What exactly are boosters?
A booster shot is an additional dosage of vaccine that provides more protection against a specific disease, in this case, COVID-19.
According to Anita Gupta, DO, an adjunct assistant professor of anesthesiology, critical care medicine, and pain medicine at the Johns Hopkins University School of Medicine, “boosters are just what the title says.”
Who qualifies for Pfizer’s Covid booster?
According to amended FDA emergency use authorization rules, some groups of persons who have been completely vaccinated with the Pfizer vaccine for 6 months or longer can now get a single Pfizer booster dose.
If you’ve had other CORONA vaccines, such as Moderna or Johnson & Johnson, you won’t be able to get the Pfizer booster.

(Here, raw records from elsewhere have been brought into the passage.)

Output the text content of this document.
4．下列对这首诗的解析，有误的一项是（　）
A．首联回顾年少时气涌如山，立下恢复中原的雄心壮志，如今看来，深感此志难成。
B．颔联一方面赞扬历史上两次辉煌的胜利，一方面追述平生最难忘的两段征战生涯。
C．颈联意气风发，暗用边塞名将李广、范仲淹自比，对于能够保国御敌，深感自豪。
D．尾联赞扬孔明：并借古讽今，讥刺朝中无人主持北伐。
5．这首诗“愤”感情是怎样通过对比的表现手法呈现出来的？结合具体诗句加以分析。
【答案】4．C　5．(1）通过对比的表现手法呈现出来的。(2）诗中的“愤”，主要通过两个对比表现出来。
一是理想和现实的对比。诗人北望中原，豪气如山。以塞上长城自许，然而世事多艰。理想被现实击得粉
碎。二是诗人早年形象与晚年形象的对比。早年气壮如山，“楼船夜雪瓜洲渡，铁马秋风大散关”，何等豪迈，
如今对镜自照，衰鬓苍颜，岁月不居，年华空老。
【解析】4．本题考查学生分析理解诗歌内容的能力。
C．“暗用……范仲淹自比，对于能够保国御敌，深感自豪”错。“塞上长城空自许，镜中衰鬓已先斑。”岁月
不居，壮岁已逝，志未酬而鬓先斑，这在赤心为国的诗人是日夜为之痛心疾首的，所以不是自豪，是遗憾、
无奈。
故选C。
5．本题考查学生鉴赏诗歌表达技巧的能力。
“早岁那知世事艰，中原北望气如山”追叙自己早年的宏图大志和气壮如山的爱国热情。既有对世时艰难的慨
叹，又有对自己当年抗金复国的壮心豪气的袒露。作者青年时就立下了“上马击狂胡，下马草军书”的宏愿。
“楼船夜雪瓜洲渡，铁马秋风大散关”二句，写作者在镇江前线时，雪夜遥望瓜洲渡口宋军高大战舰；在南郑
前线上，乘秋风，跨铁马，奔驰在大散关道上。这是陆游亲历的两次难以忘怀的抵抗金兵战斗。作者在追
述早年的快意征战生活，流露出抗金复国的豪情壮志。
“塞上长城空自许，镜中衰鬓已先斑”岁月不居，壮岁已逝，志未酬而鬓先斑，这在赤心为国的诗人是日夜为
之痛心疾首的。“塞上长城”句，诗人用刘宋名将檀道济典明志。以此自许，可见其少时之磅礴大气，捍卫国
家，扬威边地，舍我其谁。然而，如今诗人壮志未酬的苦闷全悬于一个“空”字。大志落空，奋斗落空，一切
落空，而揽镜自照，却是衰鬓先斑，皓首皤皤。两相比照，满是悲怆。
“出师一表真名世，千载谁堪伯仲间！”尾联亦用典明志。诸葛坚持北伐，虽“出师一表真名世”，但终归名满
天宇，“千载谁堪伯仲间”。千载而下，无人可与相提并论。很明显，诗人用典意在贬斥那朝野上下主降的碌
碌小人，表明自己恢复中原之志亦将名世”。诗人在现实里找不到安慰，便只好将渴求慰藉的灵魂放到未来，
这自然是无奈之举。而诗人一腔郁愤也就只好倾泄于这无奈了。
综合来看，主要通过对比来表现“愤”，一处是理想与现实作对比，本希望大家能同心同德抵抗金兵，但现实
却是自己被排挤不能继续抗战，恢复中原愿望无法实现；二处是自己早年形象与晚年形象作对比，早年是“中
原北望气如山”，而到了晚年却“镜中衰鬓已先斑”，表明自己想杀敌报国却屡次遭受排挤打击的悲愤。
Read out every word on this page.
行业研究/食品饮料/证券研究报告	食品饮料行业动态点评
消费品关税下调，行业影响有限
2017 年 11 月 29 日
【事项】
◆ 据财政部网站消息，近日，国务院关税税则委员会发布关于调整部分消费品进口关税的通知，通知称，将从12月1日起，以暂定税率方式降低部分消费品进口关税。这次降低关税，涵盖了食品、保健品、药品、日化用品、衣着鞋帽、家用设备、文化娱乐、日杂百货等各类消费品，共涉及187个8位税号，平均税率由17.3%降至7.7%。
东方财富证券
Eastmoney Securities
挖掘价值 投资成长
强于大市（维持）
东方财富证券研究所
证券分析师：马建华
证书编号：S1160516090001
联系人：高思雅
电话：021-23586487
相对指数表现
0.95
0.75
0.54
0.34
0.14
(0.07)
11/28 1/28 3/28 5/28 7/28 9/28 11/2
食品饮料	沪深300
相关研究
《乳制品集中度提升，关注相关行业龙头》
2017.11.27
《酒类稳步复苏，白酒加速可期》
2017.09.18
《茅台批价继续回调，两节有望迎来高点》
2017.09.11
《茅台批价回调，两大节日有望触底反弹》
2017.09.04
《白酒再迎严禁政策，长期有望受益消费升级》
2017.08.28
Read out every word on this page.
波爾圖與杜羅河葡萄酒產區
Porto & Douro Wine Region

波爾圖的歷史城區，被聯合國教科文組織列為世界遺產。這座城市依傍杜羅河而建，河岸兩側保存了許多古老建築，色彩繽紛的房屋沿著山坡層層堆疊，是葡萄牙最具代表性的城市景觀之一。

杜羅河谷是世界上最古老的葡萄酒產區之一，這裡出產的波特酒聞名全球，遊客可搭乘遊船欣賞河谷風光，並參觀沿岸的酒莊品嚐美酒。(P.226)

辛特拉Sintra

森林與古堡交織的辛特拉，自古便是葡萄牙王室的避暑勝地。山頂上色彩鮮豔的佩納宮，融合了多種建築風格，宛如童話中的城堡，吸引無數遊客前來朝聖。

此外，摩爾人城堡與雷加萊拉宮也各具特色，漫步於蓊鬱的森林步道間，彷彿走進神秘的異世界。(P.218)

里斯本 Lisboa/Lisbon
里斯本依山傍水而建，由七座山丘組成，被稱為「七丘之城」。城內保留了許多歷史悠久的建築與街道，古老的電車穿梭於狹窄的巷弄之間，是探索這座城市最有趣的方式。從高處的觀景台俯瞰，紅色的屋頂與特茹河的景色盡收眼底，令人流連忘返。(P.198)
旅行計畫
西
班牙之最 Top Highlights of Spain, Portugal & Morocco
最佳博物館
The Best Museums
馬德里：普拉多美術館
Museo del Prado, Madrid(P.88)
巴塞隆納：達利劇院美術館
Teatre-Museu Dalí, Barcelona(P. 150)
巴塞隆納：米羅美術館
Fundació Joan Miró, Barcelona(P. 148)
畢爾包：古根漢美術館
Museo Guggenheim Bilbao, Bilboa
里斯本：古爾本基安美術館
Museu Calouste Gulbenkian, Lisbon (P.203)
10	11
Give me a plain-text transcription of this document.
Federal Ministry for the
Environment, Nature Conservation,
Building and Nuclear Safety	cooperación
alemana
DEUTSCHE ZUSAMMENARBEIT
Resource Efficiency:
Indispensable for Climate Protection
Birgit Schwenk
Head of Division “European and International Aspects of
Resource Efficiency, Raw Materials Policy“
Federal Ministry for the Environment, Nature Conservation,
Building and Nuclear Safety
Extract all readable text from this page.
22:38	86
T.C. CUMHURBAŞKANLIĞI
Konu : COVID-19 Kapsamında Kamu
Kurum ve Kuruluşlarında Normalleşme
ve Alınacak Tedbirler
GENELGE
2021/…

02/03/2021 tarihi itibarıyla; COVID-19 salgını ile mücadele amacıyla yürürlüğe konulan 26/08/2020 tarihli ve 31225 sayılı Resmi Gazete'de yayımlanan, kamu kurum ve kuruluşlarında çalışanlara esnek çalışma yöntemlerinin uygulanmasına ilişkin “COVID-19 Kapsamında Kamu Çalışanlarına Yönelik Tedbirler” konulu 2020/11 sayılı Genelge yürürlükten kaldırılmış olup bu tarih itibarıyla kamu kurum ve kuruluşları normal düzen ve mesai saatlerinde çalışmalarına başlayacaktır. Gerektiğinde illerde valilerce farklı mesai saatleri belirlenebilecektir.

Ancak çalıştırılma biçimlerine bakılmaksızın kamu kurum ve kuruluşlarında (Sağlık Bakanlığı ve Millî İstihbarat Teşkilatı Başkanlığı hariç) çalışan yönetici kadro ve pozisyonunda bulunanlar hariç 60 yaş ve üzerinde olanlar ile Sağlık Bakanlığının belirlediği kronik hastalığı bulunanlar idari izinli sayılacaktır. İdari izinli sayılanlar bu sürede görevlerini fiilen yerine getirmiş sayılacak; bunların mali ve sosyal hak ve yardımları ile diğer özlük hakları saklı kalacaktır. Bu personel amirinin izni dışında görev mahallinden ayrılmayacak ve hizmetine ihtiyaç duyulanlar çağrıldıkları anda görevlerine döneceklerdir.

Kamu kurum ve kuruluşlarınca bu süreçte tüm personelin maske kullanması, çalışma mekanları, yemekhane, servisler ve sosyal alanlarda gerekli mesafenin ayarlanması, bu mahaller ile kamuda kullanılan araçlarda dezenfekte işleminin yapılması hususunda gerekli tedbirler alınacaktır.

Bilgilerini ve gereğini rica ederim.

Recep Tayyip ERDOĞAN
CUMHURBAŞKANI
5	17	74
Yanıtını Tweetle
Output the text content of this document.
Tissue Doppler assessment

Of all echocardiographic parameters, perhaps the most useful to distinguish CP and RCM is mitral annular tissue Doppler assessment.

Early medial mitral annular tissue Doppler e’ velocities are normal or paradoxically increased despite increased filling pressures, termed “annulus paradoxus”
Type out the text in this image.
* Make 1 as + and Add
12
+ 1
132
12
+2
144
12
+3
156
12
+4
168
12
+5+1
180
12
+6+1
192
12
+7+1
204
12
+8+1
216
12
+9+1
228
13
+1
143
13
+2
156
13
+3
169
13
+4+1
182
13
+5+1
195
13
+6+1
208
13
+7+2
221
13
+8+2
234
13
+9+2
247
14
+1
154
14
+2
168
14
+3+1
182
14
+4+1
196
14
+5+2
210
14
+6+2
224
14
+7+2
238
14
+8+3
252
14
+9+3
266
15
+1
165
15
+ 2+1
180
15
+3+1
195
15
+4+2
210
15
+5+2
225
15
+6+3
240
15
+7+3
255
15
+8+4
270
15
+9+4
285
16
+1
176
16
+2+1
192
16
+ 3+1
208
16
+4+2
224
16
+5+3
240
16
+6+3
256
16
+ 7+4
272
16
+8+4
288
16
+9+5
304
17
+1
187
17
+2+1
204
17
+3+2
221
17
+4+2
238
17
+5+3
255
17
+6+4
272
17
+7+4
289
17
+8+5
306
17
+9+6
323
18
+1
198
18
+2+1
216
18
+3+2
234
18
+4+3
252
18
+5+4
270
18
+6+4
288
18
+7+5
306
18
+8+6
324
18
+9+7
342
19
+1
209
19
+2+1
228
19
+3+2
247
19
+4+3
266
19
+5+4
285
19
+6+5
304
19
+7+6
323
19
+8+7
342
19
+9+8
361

If you had the Pfizer vaccine and are a member of one of the following groups, you can get a Pfizer booster:
- 65 years old and up
- 18 years of age or older with a high risk of CORONA infection
- If you work or reside in an environment where you are at high risk for COVID-19. Health-care personnel, teachers, and those in prisons and homeless shelters, for example.
If I had another COVID-19 vaccination, such as Moderna or Johnson & Johnson, when may I expect to receive a Pfizer booster?
The exact timing is unknown, but given that Moderna recently submitted data to the FDA and Johnson & Johnson will be following suit shortly, it shouldn’t belong.
According to Eric Ascher, DO, a family care specialist at Lenox Hill Hospital in New York City, the fact that Pfizer boosters are now available to specific high-risk groups is a strong indication that boosters for other COVID-19 vaccinations aren’t far behind.
What is the cost of my Pfizer booster and where can I acquire it?
According to the CDC, you can get a booster shot through pharmacies, your doctor’s office, health departments, occupational clinics, and federal programs.
All COVID-19 vaccine boosters are entirely free.
Is it necessary for me to produce confirmation of receiving the Pfizer vaccine before receiving a Pfizer booster?
The quick answer is that it’s unlikely. However, Schaffner advises that you follow FDA recommendations and only get a Pfizer booster if you’ve already had the Pfizer vaccine.
Do we need to demonstrate evidence of being at high risk owing to an underlying medical condition, or that we live or work in an area where we are over 65?